Les vides pratiqués dans les couches sont immenses. Nous avons pénétré dans l’une de ces mines où aucun être humain n’était entré depuis près de 2,000 ans. Elle avait été probablement abandonnée à la suite de quelque révolte d’ouvriers, car les fronts de taille étaient intacts, et les traces de coups de pic sur la roche parfaitement nets ; le sentier, usé par les longues files de porteurs, était indiqué de distance en distance par de petits tas de pierres méthodiquement rangées et cimentées entre elles par le dépôt calcaire des eaux qui suintent du toit goutte à goutte. Dans un coin, un pic en fer sans manche, sur les parois, dans une niche noircie par la fumée, une lampe en terre cuite ; enfin dans un lieu un peu plus aéré, près du puits, de grossiers dessins gravés sur le sol avec une pointe dure et recouverts comme d’un vernis par l’enduit calcaire provenant du dépôt des eaux indiquaient l’endroit où se reposaient les travailleurs.
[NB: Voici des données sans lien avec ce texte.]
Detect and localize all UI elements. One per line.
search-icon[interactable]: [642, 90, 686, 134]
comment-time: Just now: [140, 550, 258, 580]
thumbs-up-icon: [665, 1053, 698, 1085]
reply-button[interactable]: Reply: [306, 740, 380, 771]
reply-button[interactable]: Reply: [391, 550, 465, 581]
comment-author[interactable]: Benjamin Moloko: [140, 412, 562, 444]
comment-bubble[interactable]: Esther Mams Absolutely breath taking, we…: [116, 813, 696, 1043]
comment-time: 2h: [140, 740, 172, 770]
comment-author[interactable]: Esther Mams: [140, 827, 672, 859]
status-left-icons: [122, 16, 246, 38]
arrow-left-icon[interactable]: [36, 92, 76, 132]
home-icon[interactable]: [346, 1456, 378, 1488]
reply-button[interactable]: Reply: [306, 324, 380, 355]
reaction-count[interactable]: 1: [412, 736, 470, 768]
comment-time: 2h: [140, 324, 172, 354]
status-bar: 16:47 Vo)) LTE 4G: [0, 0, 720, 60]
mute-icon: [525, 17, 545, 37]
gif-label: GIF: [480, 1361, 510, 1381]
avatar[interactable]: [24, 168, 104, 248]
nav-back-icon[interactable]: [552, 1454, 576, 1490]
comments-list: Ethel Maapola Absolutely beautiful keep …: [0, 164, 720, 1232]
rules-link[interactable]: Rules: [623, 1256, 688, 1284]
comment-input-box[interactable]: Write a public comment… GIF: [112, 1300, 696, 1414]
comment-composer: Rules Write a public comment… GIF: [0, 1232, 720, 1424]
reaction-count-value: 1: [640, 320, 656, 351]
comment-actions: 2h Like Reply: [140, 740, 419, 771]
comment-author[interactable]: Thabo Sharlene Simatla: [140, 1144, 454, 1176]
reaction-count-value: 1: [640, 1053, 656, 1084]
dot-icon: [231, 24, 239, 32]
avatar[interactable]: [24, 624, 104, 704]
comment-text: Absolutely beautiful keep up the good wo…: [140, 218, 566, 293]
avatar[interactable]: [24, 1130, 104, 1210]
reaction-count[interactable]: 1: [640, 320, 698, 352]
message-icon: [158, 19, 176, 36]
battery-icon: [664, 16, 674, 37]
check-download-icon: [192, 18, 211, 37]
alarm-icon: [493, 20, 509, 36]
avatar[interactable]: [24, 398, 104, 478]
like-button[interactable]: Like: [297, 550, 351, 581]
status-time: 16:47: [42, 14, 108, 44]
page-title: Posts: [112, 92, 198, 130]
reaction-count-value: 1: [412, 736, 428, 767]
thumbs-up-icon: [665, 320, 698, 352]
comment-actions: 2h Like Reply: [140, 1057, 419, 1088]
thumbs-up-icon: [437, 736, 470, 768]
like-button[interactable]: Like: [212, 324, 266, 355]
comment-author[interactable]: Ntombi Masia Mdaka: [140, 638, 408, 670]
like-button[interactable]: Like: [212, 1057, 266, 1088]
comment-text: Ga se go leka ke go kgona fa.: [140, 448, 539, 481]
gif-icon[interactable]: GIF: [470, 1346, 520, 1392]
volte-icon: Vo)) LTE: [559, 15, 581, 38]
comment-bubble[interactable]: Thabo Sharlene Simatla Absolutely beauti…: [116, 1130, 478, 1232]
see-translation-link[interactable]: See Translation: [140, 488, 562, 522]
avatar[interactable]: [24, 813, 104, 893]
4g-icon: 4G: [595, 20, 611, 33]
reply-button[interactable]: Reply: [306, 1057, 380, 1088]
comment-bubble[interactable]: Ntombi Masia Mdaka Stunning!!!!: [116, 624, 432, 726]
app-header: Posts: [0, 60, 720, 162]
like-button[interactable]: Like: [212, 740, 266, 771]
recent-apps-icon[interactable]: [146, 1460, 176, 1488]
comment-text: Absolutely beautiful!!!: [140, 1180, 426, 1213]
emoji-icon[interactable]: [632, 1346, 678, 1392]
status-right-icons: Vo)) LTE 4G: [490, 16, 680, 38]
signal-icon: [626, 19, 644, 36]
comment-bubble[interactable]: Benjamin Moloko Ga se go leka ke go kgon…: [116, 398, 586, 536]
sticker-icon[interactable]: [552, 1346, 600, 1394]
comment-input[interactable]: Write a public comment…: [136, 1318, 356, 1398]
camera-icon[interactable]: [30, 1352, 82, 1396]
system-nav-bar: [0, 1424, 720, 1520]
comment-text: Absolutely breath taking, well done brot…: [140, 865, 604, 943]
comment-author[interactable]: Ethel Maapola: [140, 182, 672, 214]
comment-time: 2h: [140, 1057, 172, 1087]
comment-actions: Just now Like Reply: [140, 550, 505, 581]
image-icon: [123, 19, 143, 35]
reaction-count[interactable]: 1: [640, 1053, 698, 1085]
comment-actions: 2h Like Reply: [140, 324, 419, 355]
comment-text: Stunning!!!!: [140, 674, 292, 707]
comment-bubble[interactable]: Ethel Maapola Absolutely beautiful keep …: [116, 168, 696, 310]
Nous ne pouvions nous défendre d’une vive émotion en présence de ces traces pour ainsi dire vivantes ; il nous semblait à chaque instant que nous allions trouver au détour d’une galerie quelque mineur s’efforçant d’entamer la roche compacte au moyen de sa faible pointerolle, ou voir surgir dès profondeurs de l’ombre un esclave antique marchant péniblement, les épaules courbées sous le poids d’un sac de minerai.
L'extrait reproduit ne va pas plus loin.